Lelaki itu tengah melipat baju dan memasukannya kedalam koper besar. Membuat  Nara semakin bingung berpikiran Abangnya mau pergi jauh dan mungkin dalam waktu yang lama.

"Abang lolos SNMPTN, Na. Keterima di salah satu universitas di Jogja. jadi Abang mau ngekost disana."

"HAH?!" Wajah Nara berubah masam. "Kenapa baru bilang sekarang?!"

"Ya kan kemarin kamu sibuk." dia lalu menunjukan layar ponselnya yang menampilkan pengumuman SNMPTN beberapa hari lalu.

Nara diam membisu, pengumuman itu benar adanya. Dan itu artinya, Abangnya benar-benar akan meninggalkannya. Nara bahagia bisa melihat Abangnya diterima disalah satu universitas ternama di Indonesia. Tapi satu sisi, dia sedih, dia tak mau sendiri, dia tak mau kehilangan sosok yang paling dia sayang.

"Maafin, Abang, ya, Na?" Cowok itu meraih kepala Nara, membawanya dalam dekap hangat hingga Nara menangis. "Abang janji bakalan sering pulang buat Nara."

"Nara mau ikut aja."

"Nggak bisa, Na."

"Terus? Abang tega ninggalin Nara di kondisi rumah yang kayak gini?"

Semenjak saat itu, Nara memberi rasa percaya nya dengan penuh. Meyakinkan pada dirinya sendiri kalau Abangnya tak mungkin mengikari janji. Lalu satu tahun berlalu, dia tak pernah lagi mendengar kabar dari Abangnya. Kontak diantara mereka cuma terjalin beberapa bulan setelah abangnya pergi. Nara hampir kehilangan arah, dia sulit untuk berinteraksi dengan lingkungan sekitarnya. Dan satu-satunya temannya adalah Kala.

Ketika tiang penyangga dari semua rasa luka yang diterima malah justru menghilang, akankah seseorang masih kuat berdiri?

Lalu, 2 tahun berlalu. Tepat dihari kelulusan Nara sebagai siswi SMP, dia mendapat pesan singkat dari nomer tidak dikenal dan ternyata itu Abangnya. Saat itu, Nara bingung apakah dia masih bisa memaafkan abang nya yang tiba-tiba menghilang selama 2 tahun?

Dan dengan mudahnya, cowok itu cuma mengirimi Nara pesan singkat.

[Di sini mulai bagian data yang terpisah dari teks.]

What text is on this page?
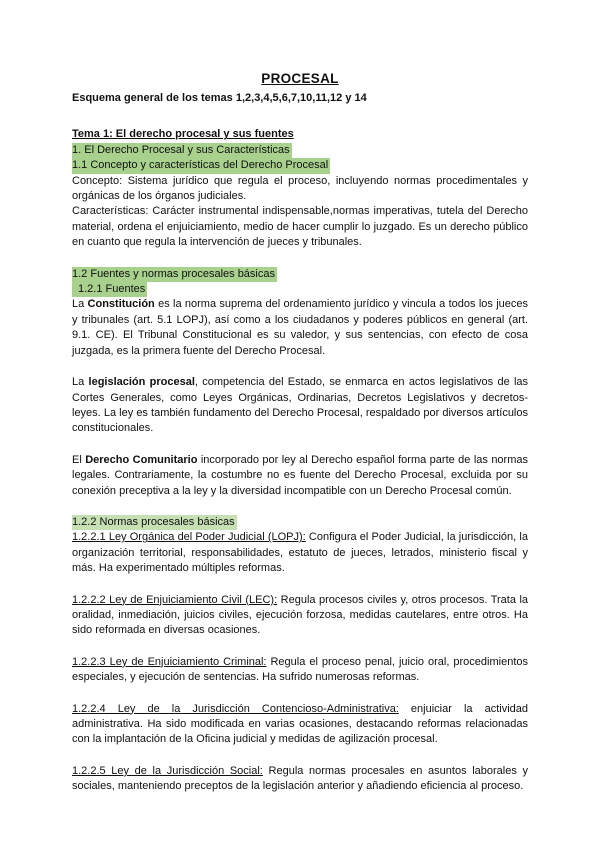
PROCESAL

Esquema general de los temas 1,2,3,4,5,6,7,10,11,12 y 14

Tema 1: El derecho procesal y sus fuentes

1. El Derecho Procesal y sus Características
1.1 Concepto y características del Derecho Procesal

Concepto: Sistema jurídico que regula el proceso, incluyendo normas procedimentales y orgánicas de los órganos judiciales.

Características: Carácter instrumental indispensable,normas imperativas, tutela del Derecho material, ordena el enjuiciamiento, medio de hacer cumplir lo juzgado. Es un derecho público en cuanto que regula la intervención de jueces y tribunales.

1.2 Fuentes y normas procesales básicas
1.2.1 Fuentes

La Constitución es la norma suprema del ordenamiento jurídico y vincula a todos los jueces y tribunales (art. 5.1 LOPJ), así como a los ciudadanos y poderes públicos en general (art. 9.1. CE). El Tribunal Constitucional es su valedor, y sus sentencias, con efecto de cosa juzgada, es la primera fuente del Derecho Procesal.

La legislación procesal, competencia del Estado, se enmarca en actos legislativos de las Cortes Generales, como Leyes Orgánicas, Ordinarias, Decretos Legislativos y decretos-leyes. La ley es también fundamento del Derecho Procesal, respaldado por diversos artículos constitucionales.

El Derecho Comunitario incorporado por ley al Derecho español forma parte de las normas legales. Contrariamente, la costumbre no es fuente del Derecho Procesal, excluida por su conexión preceptiva a la ley y la diversidad incompatible con un Derecho Procesal común.

1.2.2 Normas procesales básicas

1.2.2.1 Ley Orgánica del Poder Judicial (LOPJ): Configura el Poder Judicial, la jurisdicción, la organización territorial, responsabilidades, estatuto de jueces, letrados, ministerio fiscal y más. Ha experimentado múltiples reformas.

1.2.2.2 Ley de Enjuiciamiento Civil (LEC): Regula procesos civiles y, otros procesos. Trata la oralidad, inmediación, juicios civiles, ejecución forzosa, medidas cautelares, entre otros. Ha sido reformada en diversas ocasiones.

1.2.2.3 Ley de Enjuiciamiento Criminal: Regula el proceso penal, juicio oral, procedimientos especiales, y ejecución de sentencias. Ha sufrido numerosas reformas.

1.2.2.4 Ley de la Jurisdicción Contencioso-Administrativa: enjuiciar la actividad administrativa. Ha sido modificada en varias ocasiones, destacando reformas relacionadas con la implantación de la Oficina judicial y medidas de agilización procesal.

1.2.2.5 Ley de la Jurisdicción Social: Regula normas procesales en asuntos laborales y sociales, manteniendo preceptos de la legislación anterior y añadiendo eficiencia al proceso.
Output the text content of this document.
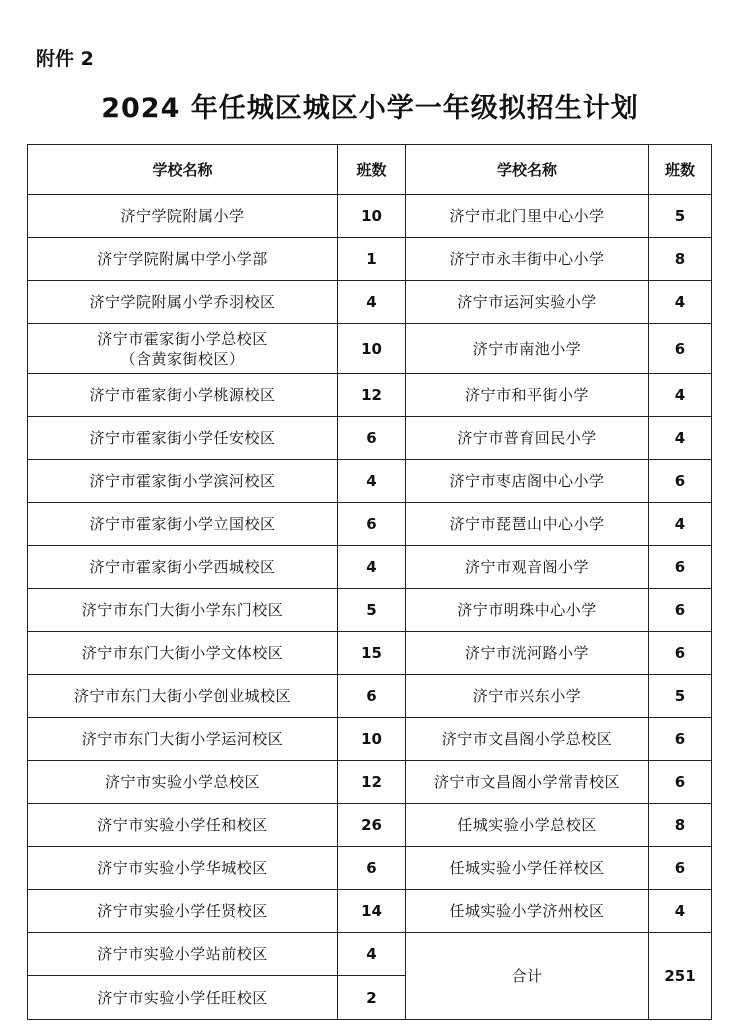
附件 2
2024 年任城区城区小学一年级拟招生计划
学校名称	班数	学校名称	班数

济宁学院附属小学	10	济宁市北门里中心小学	5

济宁学院附属中学小学部	1	济宁市永丰街中心小学	8

济宁学院附属小学乔羽校区	4	济宁市运河实验小学	4

济宁市霍家街小学总校区
（含黄家街校区）	10	济宁市南池小学	6

济宁市霍家街小学桃源校区	12	济宁市和平街小学	4

济宁市霍家街小学任安校区	6	济宁市普育回民小学	4

济宁市霍家街小学滨河校区	4	济宁市枣店阁中心小学	6

济宁市霍家街小学立国校区	6	济宁市琵琶山中心小学	4

济宁市霍家街小学西城校区	4	济宁市观音阁小学	6

济宁市东门大街小学东门校区	5	济宁市明珠中心小学	6

济宁市东门大街小学文体校区	15	济宁市洸河路小学	6

济宁市东门大街小学创业城校区	6	济宁市兴东小学	5

济宁市东门大街小学运河校区	10	济宁市文昌阁小学总校区	6

济宁市实验小学总校区	12	济宁市文昌阁小学常青校区	6

济宁市实验小学任和校区	26	任城实验小学总校区	8

济宁市实验小学华城校区	6	任城实验小学任祥校区	6

济宁市实验小学任贤校区	14	任城实验小学济州校区	4

济宁市实验小学站前校区	4	合计	251

济宁市实验小学任旺校区	2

Nara memang merindukannya. Tapi rasa kecewanya terlalu banyak hingga membuatnya tak sudi untuk menanggapi Abangnya.

Dari hari itu sampai hari ini, pesan-pesan singkat dari Abangnya selalu ia terima tapi satu kali pun Nara tak pernah membalasnya. Bahkan nomer Abangnya tak pernah ia simpan.

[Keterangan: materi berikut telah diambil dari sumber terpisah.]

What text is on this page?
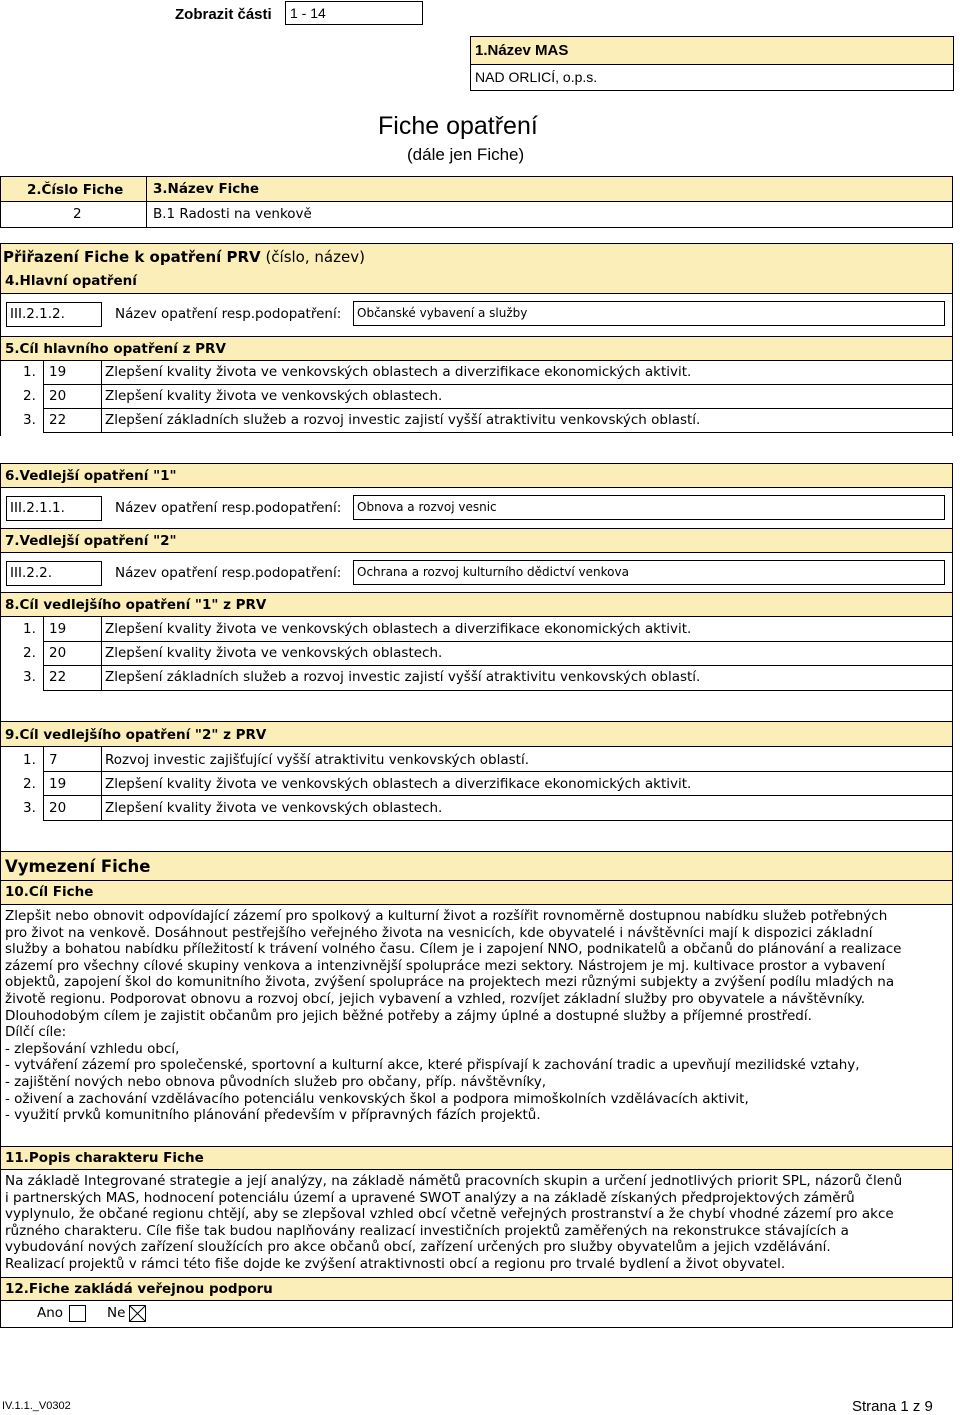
Zobrazit části	1 - 14
1.Název MAS
NAD ORLICÍ, o.p.s.
Fiche opatření
(dále jen Fiche)
2.Číslo Fiche 3.Název Fiche
2	B.1 Radosti na venkově
Přiřazení Fiche k opatření PRV (číslo, název)
4.Hlavní opatření
III.2.1.2.	Název opatření resp.podopatření:	Občanské vybavení a služby
5.Cíl hlavního opatření z PRV
1. 19	Zlepšení kvality života ve venkovských oblastech a diverzifikace ekonomických aktivit.
2. 20	Zlepšení kvality života ve venkovských oblastech.
3. 22	Zlepšení základních služeb a rozvoj investic zajistí vyšší atraktivitu venkovských oblastí.
6.Vedlejší opatření "1"
III.2.1.1.	Název opatření resp.podopatření:	Obnova a rozvoj vesnic
7.Vedlejší opatření "2"
III.2.2.	Název opatření resp.podopatření:	Ochrana a rozvoj kulturního dědictví venkova
8.Cíl vedlejšího opatření "1" z PRV
1. 19	Zlepšení kvality života ve venkovských oblastech a diverzifikace ekonomických aktivit.
2. 20	Zlepšení kvality života ve venkovských oblastech.
3. 22	Zlepšení základních služeb a rozvoj investic zajistí vyšší atraktivitu venkovských oblastí.
9.Cíl vedlejšího opatření "2" z PRV
1. 7	Rozvoj investic zajišťující vyšší atraktivitu venkovských oblastí.
2. 19	Zlepšení kvality života ve venkovských oblastech a diverzifikace ekonomických aktivit.
3. 20	Zlepšení kvality života ve venkovských oblastech.
Vymezení Fiche
10.Cíl Fiche
Zlepšit nebo obnovit odpovídající zázemí pro spolkový a kulturní život a rozšířit rovnoměrně dostupnou nabídku služeb potřebných
pro život na venkově. Dosáhnout pestřejšího veřejného života na vesnicích, kde obyvatelé i návštěvníci mají k dispozici základní
služby a bohatou nabídku příležitostí k trávení volného času. Cílem je i zapojení NNO, podnikatelů a občanů do plánování a realizace
zázemí pro všechny cílové skupiny venkova a intenzivnější spolupráce mezi sektory. Nástrojem je mj. kultivace prostor a vybavení
objektů, zapojení škol do komunitního života, zvýšení spolupráce na projektech mezi různými subjekty a zvýšení podílu mladých na
životě regionu. Podporovat obnovu a rozvoj obcí, jejich vybavení a vzhled, rozvíjet základní služby pro obyvatele a návštěvníky.
Dlouhodobým cílem je zajistit občanům pro jejich běžné potřeby a zájmy úplné a dostupné služby a příjemné prostředí.
Dílčí cíle:
- zlepšování vzhledu obcí,
- vytváření zázemí pro společenské, sportovní a kulturní akce, které přispívají k zachování tradic a upevňují mezilidské vztahy,
- zajištění nových nebo obnova původních služeb pro občany, příp. návštěvníky,
- oživení a zachování vzdělávacího potenciálu venkovských škol a podpora mimoškolních vzdělávacích aktivit,
- využití prvků komunitního plánování především v přípravných fázích projektů.
11.Popis charakteru Fiche
Na základě Integrované strategie a její analýzy, na základě námětů pracovních skupin a určení jednotlivých priorit SPL, názorů členů
i partnerských MAS, hodnocení potenciálu území a upravené SWOT analýzy a na základě získaných předprojektových záměrů
vyplynulo, že občané regionu chtějí, aby se zlepšoval vzhled obcí včetně veřejných prostranství a že chybí vhodné zázemí pro akce
různého charakteru. Cíle fiše tak budou naplňovány realizací investičních projektů zaměřených na rekonstrukce stávajících a
vybudování nových zařízení sloužících pro akce občanů obcí, zařízení určených pro služby obyvatelům a jejich vzdělávání.
Realizací projektů v rámci této fiše dojde ke zvýšení atraktivnosti obcí a regionu pro trvalé bydlení a život obyvatel.
12.Fiche zakládá veřejnou podporu
Ano	Ne
IV.1.1._V0302	Strana 1 z 9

Ini mungkin egois. Tapi apa yang dilakukan Abangnya jauh lebih egois. Jauh lebih menyakitkan.

"Nara mau benci sama Abang. Tapi, nggak pernah bisa. Karena ternyata, rasa sayang Nara sama Abang jauh lebih besar." Nara masih menunduk, mereka berada di kantin rumah sakit. Saling berhadapan, membicarakan ke-egoisan yang pernah terjadi diantara mereka.